Jerusalém, 27 abr (EFE).- O presidente da Autoridade Nacional Palestina (ANP), Mahmoud Abbas, se opõe a uma declaração de independência unilateral e assegura que respeitará os acordos assinados com Israel na década de 90 durante o Processo de Oslo.

"Não estamos interessados em medidas unilaterais. Nós respeitamos os acordos", afirma o presidente da ANP em entrevista divulgada pela emissora israelense "Canal 2".

As declarações de Abbas foram feitas em resposta a uma pergunta sobre a intenção do primeiro-ministro palestino, Salam Fayyad, de pedir o reconhecimento internacional de um Estado independente em 2011, data na qual espera ter prontas todas as instituições de Governo.

Em ambiente relaxado na Muqata de Ramala, sede da Presidência, o líder palestino pediu aos israelenses para apoiarem as iniciativas de paz dos Estados Unidos e mostra disposição para negociar com o primeiro-ministro de Israel, o conservador Benjamin Netanyahu.

" Netanyahu é o primeiro-ministro eleito pelo povo israelense", afirma, "e é minha obrigação trabalhar sobre esta base, sem ter direito a dizer 'gosto deste' ou 'odeio este'".

"Não quero que ninguém se manifeste ou esteja envolvido em um incidente violento com os israelenses", assegurou, antes de insistir que "respeitará os acordos" para chegar à independência palestina.

Sobre a estagnação das negociações de paz há mais de um ano e os esforços de Washington nestes últimos meses para reativá-las mediante contatos indiretos, ele destaca que "o diálogo continua" através do enviado especial americano George Mitchell, mas que não há nenhum acordo ainda.

"Mitchell nos apresentou ideias, e nós fizemos o mesmo; escutou ideias dos israelenses e o diálogo ainda continua", afirma.

Sem entrar em detalhes sobre as propostas que estão sendo debatidas, Abbas revelou que no próximo dia 1º de maio uma delegação da ANP apresentará perante o Comitê de Seguimento da Liga Árabe os resultados das discussões com Mitchell e espera que "a resposta seja positiva".

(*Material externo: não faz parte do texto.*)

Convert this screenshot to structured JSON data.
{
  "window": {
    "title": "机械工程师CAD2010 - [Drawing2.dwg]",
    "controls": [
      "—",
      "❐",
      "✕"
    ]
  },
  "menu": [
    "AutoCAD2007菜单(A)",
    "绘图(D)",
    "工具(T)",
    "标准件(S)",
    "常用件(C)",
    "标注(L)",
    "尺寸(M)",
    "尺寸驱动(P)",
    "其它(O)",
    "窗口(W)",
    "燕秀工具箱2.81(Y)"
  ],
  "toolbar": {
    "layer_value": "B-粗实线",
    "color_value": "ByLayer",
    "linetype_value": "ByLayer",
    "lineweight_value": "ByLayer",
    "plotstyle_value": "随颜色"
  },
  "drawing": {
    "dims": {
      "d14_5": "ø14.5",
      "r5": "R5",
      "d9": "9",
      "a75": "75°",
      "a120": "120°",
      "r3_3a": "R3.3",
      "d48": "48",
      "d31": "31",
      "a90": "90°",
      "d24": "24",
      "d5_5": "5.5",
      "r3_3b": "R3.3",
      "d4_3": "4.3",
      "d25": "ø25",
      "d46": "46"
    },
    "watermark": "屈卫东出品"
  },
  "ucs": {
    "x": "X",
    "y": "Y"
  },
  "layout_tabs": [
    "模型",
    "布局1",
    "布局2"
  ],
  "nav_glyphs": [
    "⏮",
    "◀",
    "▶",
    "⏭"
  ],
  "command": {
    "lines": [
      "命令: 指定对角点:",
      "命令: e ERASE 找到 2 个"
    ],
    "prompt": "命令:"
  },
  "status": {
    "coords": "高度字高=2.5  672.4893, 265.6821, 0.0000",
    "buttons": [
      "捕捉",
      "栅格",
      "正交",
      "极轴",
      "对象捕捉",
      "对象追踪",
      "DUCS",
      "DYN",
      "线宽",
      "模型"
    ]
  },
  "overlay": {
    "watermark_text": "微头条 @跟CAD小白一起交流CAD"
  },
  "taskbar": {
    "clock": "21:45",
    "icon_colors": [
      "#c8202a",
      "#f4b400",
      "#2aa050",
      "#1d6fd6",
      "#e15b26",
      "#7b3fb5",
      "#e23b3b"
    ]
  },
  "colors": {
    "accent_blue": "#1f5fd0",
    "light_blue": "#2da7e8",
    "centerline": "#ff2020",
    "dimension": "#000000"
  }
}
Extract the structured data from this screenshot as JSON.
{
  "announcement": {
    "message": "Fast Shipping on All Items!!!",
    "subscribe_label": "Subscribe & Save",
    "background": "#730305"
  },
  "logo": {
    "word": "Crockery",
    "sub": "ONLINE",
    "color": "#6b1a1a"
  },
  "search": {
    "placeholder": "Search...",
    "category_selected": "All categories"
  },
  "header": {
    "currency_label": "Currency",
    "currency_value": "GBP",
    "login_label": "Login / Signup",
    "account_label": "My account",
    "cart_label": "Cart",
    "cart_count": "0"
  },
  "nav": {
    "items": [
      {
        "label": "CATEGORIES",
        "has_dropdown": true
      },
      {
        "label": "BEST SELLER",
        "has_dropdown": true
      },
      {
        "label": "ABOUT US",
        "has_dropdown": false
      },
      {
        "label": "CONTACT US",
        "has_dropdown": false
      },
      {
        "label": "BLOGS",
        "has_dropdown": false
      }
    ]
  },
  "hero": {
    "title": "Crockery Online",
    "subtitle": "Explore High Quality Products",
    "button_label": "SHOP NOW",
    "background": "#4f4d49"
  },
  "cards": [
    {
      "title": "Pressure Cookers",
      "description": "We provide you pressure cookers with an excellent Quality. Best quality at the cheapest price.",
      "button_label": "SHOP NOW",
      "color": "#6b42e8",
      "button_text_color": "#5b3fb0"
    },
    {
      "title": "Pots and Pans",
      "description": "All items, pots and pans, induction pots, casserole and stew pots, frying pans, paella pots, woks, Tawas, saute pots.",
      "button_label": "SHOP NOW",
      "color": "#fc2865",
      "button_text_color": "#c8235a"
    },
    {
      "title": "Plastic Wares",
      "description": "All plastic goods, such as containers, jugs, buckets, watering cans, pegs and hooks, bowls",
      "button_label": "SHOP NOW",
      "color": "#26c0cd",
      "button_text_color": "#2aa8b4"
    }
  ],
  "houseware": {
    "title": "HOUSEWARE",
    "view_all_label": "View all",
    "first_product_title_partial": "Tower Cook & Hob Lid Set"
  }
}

A ANP condiciona o retorno ao diálogo direto com Israel a uma cessação absoluta na construção nos assentamentos judaicos na Cisjordânia e em Jerusalém Oriental, apesar de, com o respaldo da Liga Árabe, ter aceitado em março iniciar conversas indiretas com a mediação de Mitchell.

As chamadas "conversas de proximidade", porém, ficaram suspensas antes do início, depois que Israel anunciou a construção de 1.600 imóveis em um bairro judaico de Jerusalém Oriental em território ocupado desde 1967.